Жизнь на этом не остановилась. Село став районным центром, продолжало бурно развиваться, появилась своя газета[7], рыбоконсервная фабрика[8], моторно-рыболовная станция[9], и даже собственная авиаплощадка, на которую прилетали нефтеразведочные партии[10].
Декабрьская ночь тысяча девятьсот тридцать девятого ничем не отличалась от пятисот семидесяти девяти тысяч восьмисот шести предыдущих ночей. города а теперь села, считай хоть от Рождества Христова, хоть от Сотворения мира. Наконец стихла вьюга, что выла раненым зверем несколько дней кряду. Снег перестал валить, словно из ветхого мешка невидимого великана. Утих бешеный ветер. Взамен окреп морозец, радостно хватавший каждого прохожего за лицо и не спрятанные руки.

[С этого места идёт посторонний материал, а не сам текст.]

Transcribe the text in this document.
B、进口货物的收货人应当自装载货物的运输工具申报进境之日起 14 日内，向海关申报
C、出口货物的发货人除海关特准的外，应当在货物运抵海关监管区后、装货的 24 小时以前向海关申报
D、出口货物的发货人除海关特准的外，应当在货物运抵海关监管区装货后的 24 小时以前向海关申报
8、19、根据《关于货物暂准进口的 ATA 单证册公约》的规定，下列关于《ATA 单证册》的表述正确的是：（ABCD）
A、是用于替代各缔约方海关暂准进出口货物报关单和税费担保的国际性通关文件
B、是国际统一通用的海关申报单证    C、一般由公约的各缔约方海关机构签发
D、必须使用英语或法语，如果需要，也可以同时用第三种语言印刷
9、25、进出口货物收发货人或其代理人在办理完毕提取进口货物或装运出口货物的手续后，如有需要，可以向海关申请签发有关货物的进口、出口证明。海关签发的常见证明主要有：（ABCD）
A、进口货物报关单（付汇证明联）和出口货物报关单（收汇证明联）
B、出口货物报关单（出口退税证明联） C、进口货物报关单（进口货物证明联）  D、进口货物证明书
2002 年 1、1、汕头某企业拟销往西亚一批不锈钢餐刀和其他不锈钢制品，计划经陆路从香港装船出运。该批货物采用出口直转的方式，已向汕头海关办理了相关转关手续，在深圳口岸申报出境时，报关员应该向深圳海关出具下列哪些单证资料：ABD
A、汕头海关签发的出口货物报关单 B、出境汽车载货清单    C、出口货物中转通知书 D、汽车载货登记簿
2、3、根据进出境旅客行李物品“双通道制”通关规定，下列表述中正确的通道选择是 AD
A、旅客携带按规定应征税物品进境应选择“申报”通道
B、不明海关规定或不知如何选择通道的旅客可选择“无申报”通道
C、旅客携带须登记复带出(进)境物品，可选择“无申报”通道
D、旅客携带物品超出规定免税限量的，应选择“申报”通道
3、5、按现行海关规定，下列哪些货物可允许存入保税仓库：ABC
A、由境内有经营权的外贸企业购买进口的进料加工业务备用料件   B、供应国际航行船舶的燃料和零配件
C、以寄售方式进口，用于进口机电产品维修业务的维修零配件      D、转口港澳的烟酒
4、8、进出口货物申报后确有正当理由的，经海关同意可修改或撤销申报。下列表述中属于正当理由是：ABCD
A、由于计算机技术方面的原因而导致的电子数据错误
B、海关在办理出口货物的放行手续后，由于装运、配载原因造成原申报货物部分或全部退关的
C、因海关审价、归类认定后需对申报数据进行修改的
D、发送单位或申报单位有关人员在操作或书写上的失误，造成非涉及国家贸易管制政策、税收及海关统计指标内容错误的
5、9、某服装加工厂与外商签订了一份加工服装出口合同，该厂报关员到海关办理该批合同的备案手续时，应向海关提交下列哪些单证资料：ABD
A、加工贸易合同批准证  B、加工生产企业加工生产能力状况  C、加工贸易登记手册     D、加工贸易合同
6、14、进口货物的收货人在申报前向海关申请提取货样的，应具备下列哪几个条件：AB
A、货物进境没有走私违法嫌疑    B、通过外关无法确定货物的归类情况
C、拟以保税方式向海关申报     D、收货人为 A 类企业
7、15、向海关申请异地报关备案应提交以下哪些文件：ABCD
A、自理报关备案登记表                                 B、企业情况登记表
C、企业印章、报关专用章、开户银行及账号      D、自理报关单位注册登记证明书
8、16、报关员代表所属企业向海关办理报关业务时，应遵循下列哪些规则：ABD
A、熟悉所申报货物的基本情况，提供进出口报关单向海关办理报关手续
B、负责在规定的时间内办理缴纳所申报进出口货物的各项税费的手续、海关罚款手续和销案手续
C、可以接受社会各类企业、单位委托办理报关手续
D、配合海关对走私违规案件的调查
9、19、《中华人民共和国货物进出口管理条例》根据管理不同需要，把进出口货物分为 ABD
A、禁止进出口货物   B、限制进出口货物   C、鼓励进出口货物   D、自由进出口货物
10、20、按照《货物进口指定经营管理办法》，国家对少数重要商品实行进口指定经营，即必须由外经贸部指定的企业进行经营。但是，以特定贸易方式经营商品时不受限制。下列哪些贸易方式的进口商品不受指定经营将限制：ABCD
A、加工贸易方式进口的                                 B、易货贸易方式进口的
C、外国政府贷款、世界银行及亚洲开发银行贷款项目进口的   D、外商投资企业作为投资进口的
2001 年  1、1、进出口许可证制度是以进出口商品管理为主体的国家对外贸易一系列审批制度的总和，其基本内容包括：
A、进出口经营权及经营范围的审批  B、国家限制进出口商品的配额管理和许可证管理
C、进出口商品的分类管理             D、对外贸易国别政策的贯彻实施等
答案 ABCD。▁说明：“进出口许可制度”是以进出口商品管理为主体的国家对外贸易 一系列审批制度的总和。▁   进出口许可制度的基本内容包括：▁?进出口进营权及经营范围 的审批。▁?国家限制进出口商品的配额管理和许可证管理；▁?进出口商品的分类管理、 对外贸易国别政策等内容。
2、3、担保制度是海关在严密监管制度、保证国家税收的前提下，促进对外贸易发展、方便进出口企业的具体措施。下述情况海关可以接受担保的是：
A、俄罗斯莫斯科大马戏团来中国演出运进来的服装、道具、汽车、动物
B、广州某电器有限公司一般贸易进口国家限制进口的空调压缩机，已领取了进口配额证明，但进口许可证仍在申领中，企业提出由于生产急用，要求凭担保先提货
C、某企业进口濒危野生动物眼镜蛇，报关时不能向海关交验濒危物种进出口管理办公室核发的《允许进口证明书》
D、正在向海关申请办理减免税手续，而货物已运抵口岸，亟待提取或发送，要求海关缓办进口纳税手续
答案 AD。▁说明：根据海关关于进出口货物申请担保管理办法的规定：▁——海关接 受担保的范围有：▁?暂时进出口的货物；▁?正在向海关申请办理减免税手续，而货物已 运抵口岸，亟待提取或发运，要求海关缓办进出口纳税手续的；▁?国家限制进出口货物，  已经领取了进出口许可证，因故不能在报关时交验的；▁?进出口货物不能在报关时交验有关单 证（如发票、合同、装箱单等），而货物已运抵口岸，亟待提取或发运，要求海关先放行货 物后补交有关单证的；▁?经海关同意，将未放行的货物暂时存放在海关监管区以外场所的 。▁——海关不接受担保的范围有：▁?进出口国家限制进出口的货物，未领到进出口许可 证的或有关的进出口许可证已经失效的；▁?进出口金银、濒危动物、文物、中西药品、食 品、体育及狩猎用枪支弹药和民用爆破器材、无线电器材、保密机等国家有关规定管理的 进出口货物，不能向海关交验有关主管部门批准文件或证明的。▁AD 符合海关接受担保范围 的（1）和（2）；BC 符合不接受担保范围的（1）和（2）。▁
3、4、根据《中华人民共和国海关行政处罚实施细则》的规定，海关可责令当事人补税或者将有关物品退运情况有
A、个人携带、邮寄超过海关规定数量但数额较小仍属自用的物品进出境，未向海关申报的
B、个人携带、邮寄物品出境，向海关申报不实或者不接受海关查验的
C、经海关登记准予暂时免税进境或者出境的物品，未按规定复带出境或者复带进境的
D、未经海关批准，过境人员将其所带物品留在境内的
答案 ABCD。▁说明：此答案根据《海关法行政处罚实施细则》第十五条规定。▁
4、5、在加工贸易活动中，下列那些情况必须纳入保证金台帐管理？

Высокие столбы дыма тянулись к небу. Тихонько побрёхивали забившиеся в будки собаки. Утаптывали тропки ошубленные сторожа. Редкие окна теплились в ночи, Посёлок спал.
Вот распахнулась дверь в здании райотдела милиции. На крыльцо в наброшенной шинели и вполне гражданском треухе, вышел покурить борющийся с предутренним сном дежурный. Он достал припасенную в тепле самокрутку, чиркнул спичкой и жадно затянулся. Эх! Хорошо! Вот только мёрзнут ноги в форменных сапогах. Быстренько втянув в себя забористое курево, сержант милиции повёл озябшими плечами, осмотрелся и закопав окурок в сугроб, аккуратно поправил снег, чтобы не увидел кто из грозного начальства и не заставил прибираться.
Ещё одно здание с освещёнными окнами занимает райком партии и райисполком Сургутского района. Есть свой дежурный и здесь, да вот дрыхнет он на рабочем месте, сидя за столом, положив голову на скрещенные руки, сладко спит, выводя простуженным носом громкие рулады.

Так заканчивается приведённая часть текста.